The aforementioned inferential tests are foundational to many other advanced statistics that are beyond the scope of this article. Inferential tests rely on foundational assumptions, including that data are normally distributed, observations are independent, and generally that our dependent or outcome variable is continuous. When data do not meet these assumptions, we turn to non-parametric statistics (see Field4).

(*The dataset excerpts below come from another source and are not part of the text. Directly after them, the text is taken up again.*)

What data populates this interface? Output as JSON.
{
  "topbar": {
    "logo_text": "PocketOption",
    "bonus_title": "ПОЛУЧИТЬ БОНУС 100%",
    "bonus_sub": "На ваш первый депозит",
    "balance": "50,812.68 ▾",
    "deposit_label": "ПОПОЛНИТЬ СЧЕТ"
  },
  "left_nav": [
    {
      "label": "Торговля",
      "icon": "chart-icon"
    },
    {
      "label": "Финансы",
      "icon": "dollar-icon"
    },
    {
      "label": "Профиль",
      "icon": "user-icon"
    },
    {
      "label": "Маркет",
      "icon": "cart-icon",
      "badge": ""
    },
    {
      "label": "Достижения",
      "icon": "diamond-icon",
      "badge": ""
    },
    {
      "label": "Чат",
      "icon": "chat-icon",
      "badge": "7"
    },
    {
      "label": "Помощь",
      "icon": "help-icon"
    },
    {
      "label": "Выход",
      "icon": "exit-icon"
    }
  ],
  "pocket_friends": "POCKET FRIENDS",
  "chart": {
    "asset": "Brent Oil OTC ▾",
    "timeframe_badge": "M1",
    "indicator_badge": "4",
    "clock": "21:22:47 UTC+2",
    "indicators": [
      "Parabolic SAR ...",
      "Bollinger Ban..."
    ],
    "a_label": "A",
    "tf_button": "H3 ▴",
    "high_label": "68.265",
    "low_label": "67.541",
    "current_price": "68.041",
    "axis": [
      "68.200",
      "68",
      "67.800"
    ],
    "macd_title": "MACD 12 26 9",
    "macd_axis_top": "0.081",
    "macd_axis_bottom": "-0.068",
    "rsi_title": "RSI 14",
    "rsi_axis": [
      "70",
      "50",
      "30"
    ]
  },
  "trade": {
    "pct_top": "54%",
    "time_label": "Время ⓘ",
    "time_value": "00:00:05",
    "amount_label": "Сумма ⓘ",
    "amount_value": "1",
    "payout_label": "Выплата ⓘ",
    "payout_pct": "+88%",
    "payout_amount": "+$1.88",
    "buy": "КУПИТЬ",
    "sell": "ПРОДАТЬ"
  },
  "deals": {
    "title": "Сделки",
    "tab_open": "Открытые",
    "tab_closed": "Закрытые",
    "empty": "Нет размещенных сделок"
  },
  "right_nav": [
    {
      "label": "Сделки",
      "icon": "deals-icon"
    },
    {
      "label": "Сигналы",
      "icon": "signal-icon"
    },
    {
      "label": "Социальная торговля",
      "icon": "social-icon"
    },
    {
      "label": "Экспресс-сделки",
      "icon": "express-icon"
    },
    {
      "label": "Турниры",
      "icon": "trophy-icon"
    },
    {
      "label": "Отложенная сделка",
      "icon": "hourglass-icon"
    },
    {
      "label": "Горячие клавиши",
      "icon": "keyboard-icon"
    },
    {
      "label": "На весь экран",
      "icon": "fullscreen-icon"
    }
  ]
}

A brief history of foundational statistics
Prominent statisticians Karl Pearson and Ronald A Fisher developed and popularised many of the basic statistics that remain a foundation for statistics today. Fisher’s ideas formed the basis of null hypothesis significance testing that sets a criterion for confidence or probability of an event.4 Among his contributions, Fisher also developed the ANOVA. Pearson’s correlation coefficient provides a way to examine whether two variables are related. The correlation coefficient is denoted by r for a relationship between two variables or R for relationships among more than two variables as in multiple correlation or regression.4 William Gosset developed the t distribution and later the t test as a way to examine whether two values of means were statistically different.5
Statistical software
While the aforementioned statistics can be calculated manually, researchers typically use statistical software that process data, calculate statistics and p values, and supply a summary output from the analysis. However, the programs still require an informed researcher to run the correct analysis and interpret the output. Several available programs include SAS, Stata, SPSS and R. Try using the programs through a demonstration or trial period before deciding which one to use. It also helps to know or have access to others using the program should you have questions.
Example study
The remainder of this article presents steps in statistical analysis that apply to many techniques. A recently published study on communication skills to break bad news to a patient with cancer provides an exemplar to illustrate these steps.6 In that study, the team examined the validity of a competence assessment of communication skills, hypothesising that after receiving training, post-test scores would be statistically improved from pretest scores on the same measure. Another analysis was to examine pretest sensitisation, tested through a hypothesis that a group randomly assigned to receive a pretest and post-test would not be significantly different from a post-test-only group. To test the hypotheses, Guetterman et al 6 examined whether mean differences were statistically significant by applying t tests and ANOVA.